Detailed mathematical approach

Problem Summary

We are given \(s\) suits, each suit has ranks \(1,2,\dots,n\), and each tile type appears at most four times. A valid Mahjong-style hand consists of exactly \(t\) melds together with one pair, where a meld is either a triple of identical tiles or a run of three consecutive ranks inside one suit.

The goal is to count all valid hands modulo \(10^9+7\). The implementations evaluate the extremely large case \(W(10^8,10^8,30)\), so any approach based on direct enumeration is hopeless. The entire solution therefore compresses the local suit constraints into a finite automaton, builds one-suit counting polynomials, and only then combines the suits.

Mathematical Approach

Let \(W(n,s,t)\) denote the number of valid hands with \(n\) ranks per suit, \(s\) suits, and exactly \(t\) melds. The key observation is that suits interact only through the total meld count and the fact that exactly one suit contains the unique pair.

Step 1: Split a Suit into Independent Positive Blocks

Fix one suit and write its tile multiplicities as \(c_1,\dots,c_n\), where every \(c_i\) lies in \(\{0,1,2,3,4\}\). A zero count breaks all possible runs, so no meld can cross a rank with \(c_i=0\).

Therefore a suit decomposes into maximal contiguous blocks of positive counts. Each block can be analyzed independently, and the only remaining global question inside that suit is how many zero gaps are inserted between the blocks. This is why the solution first counts contiguous positive blocks and postpones the placement of zeros until later.

Step 2: Encode One Positive Block with a Small Automaton

Consider a positive block with counts \(d_1,\dots,d_L\), where every \(d_i\in\{1,2,3,4\}\). We process the block from left to right. Before rank \(i\), the local state is \((u,v,\pi)\):

\(u\) is the number of runs started at rank \(i-1\) that still need tiles at ranks \(i\) and \(i+1\).

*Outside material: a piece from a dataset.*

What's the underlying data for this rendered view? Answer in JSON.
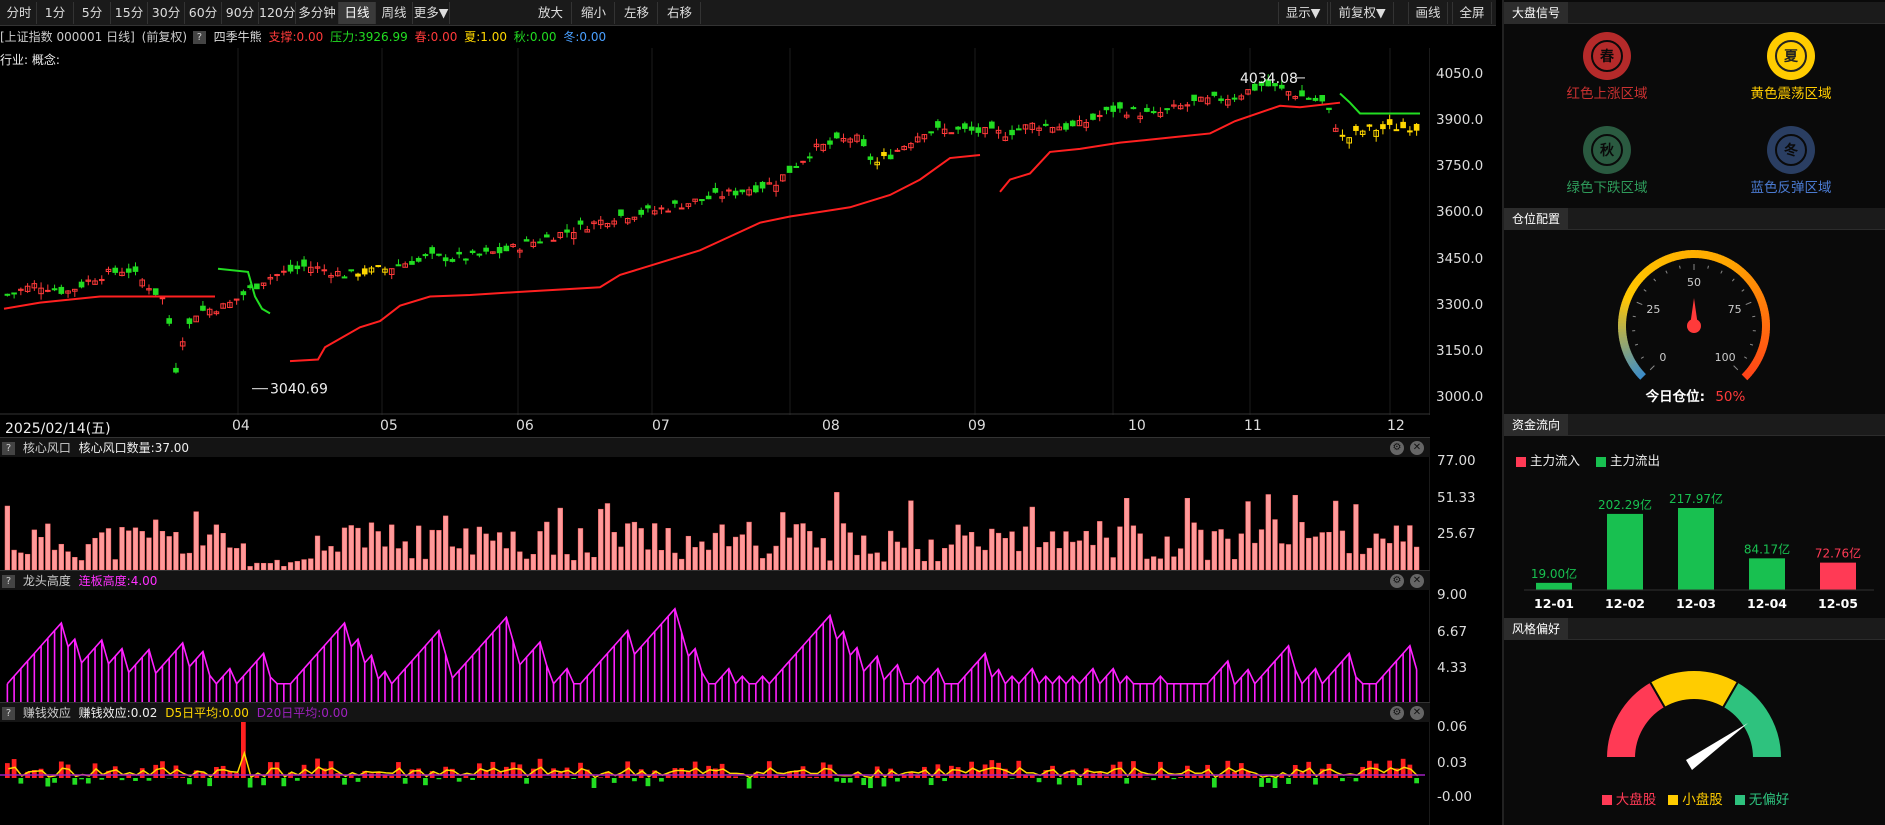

\(v\) is the number of runs started at rank \(i-2\) that need one final tile at rank \(i\).

\(\pi\in\{0,1\}\) records whether the unique pair has already been used inside the current block.

At rank \(i\), at least \(u+v\) tiles are forced, because those tiles must continue or finish the already open runs. If \(d_i\ge u+v\), let

$r_i=d_i-u-v.$

From these remaining tiles we may optionally spend \(2\) tiles on the pair, start some new runs at rank \(i\), and use the rest as triples. If \(\delta\in\{0,1\}\) indicates whether the pair is used at rank \(i\), and \(q_i\) is the number of new runs started there, then the transition is valid exactly when

$0\le q_i\le r_i-2\delta,\qquad r_i-2\delta-q_i\equiv 0 \pmod 3.$

The next state becomes

$ (u,v,\pi)\longrightarrow(q_i,u,\max(\pi,\delta)). $

Because several choices of \((\delta,q_i)\) may be possible for the same input count \(d_i\), the natural local machine is nondeterministic. The implementations determinize it once and then run ordinary dynamic programming on the reachable deterministic states.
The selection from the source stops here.